Esasen özgür yurttaşların hak ve yükümlülüklerine gönderme yapan devlet-yurttaş oyunu, yöneten-yönetilen ikilisi açısından toplayıcı ve birleştirici bir rol üstlenir. Buna karşın çobanın eylemi koyunların güdülmesine, bireysel ihtiyaçlarının teminine, karşılığında onların süt ve yünlerinden ve nihayet etlerinden yararlanmaya dönüktür.
Çağımızın önemli düşünürlerinden Michel Foucault, modern zamanlardaki iktidar olgusunu analiz ederken çoban-sürü oyunu ve “pastoral iktidar” metaforlarından yararlanır. “Pastoral” sözcüğü, bir yandan “kırlara ve çobanlığa mahsus” anlamına gelirken diğer yandan “ruhban sınıfına ait” hususiyetleri ifade etmektedir. Pastör hem çoban hem rahip anlamına gelmekle; insan ve koyun sürüsünün güdülmesi “pastor” ve “pastoral” terimleri üzerinden eşanlamlı hale gelir. Dilimizde tekdüze bir karşılığı bulunmayan “pastoral power” kavramını “güdücü iktidar” olarak çevirmemiz bundandır.
Güdücü iktidar, çoban ve sürü arasında değnek üzerinden kurulan ilişkiye gönderme yapar.

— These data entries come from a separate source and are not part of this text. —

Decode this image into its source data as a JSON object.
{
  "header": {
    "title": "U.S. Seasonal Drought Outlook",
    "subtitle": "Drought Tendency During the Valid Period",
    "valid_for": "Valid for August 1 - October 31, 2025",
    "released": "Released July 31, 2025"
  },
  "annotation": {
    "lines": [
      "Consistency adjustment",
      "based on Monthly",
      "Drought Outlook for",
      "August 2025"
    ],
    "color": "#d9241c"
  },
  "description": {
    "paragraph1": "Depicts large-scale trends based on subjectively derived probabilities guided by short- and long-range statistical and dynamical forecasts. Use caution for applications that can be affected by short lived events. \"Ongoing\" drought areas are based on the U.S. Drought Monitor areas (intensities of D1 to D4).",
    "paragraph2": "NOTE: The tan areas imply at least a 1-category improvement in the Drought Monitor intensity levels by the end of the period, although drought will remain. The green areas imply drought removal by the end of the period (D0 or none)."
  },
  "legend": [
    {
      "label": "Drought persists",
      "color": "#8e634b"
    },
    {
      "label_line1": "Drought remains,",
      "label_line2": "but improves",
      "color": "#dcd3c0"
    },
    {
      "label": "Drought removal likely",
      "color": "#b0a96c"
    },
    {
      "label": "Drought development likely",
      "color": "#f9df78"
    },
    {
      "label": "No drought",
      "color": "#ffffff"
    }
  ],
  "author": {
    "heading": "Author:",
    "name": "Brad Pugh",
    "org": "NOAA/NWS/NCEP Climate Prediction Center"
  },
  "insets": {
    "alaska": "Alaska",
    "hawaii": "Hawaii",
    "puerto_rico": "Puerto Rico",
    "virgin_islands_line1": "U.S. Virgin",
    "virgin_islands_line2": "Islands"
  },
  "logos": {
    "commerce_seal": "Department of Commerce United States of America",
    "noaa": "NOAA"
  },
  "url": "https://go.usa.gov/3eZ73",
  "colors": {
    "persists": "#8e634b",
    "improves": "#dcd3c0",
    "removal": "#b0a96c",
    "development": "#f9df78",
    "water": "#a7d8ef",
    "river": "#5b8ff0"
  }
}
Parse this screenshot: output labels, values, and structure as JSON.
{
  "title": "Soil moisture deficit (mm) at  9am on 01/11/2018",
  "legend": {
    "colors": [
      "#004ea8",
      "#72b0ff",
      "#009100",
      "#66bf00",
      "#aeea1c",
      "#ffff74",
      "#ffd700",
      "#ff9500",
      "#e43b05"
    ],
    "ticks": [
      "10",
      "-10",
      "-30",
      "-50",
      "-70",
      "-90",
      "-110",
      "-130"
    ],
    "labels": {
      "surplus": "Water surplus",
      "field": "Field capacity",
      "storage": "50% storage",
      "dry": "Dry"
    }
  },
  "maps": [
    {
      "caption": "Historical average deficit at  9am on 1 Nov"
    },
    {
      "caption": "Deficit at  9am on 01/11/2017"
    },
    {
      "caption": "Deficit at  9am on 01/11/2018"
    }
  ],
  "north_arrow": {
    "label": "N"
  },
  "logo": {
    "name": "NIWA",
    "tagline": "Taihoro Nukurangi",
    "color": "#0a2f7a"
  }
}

Çoban bir bütün olarak sürüyle ve sürünün her bir üyesiyle ilgilenmek, onu yönlendirmek zorundadır. Güdücü iktidarın bu “hayırhah” işlevi, bireylerin özel arzu ve sırlarına vakıf olmayı gerektirir. Çoban bu bilgiye dayanarak sürünün bütününü ve her bir koyunu yönlendirir. Güdücü iktidar bireyin yaşamıyla eş sürelidir.
Foucault’ya göre, güdüme dayalı Antik ve Yahudi-Hıristiyan pratikler modern zamanlarda seküler otoriteler tarafından üstlenilmiş; güdücü iktidarın amacı değişmiştir: O artık insanları öbür dünyada Kurtuluş’a yönlendirmeyecek, Kurtuluş’u daha çok bu dünyada sağlayacaktır. Ulus-devletin yükselişiyle birlikte Kurtuluş kavramı din dışı anlamlar kazanmıştır: Sağlık, esenlik, güvenlik vs. bir dizi dünyevi amaç geleneksel ruhbanlığın dinsel amaçlarının yerini alır. Foucault’nun nazarında devlet, antik Yakındoğu’daki güdücü iktidarın modern formunu temsil eder.
Özetleyelim: Üretken kapasitenin görece az gelişmiş olduğu toplumlarda, nüfus sadece iktidar değil servet birikimi anlamına da gelir. Nüfusun çoğalması doğanın üretkenliğinin bir devamıdır. Bu üretkenliğin sınıf iktidarı lehine değerlendirilmesi, yöneten-yönetilen ilişkisini çoban-sürü oyunu üzerinden açıklayan mitolojik-dinsel yorumlara ihtiyaç duyar. Bu türden yorumların geniş kabul gördüğü toplumlarda, örneğin vergisel yükümlülüklerdeki keskin bir artış ya da sosyal medyaya yönelik kısıtlamalar sürünün esenliği içindir. Bunların “Covid-19” ile mücadele kapsamında alınan önlemlerden ilkesel olarak herhangi bir farkı yoktur.
Yöneten-yönetilen ilişkisinin çoban-sürü formunda kurulması, sürünün içinden çobana rakip çıkma ihtimalini de -son tahlilde- bertaraf edecektir.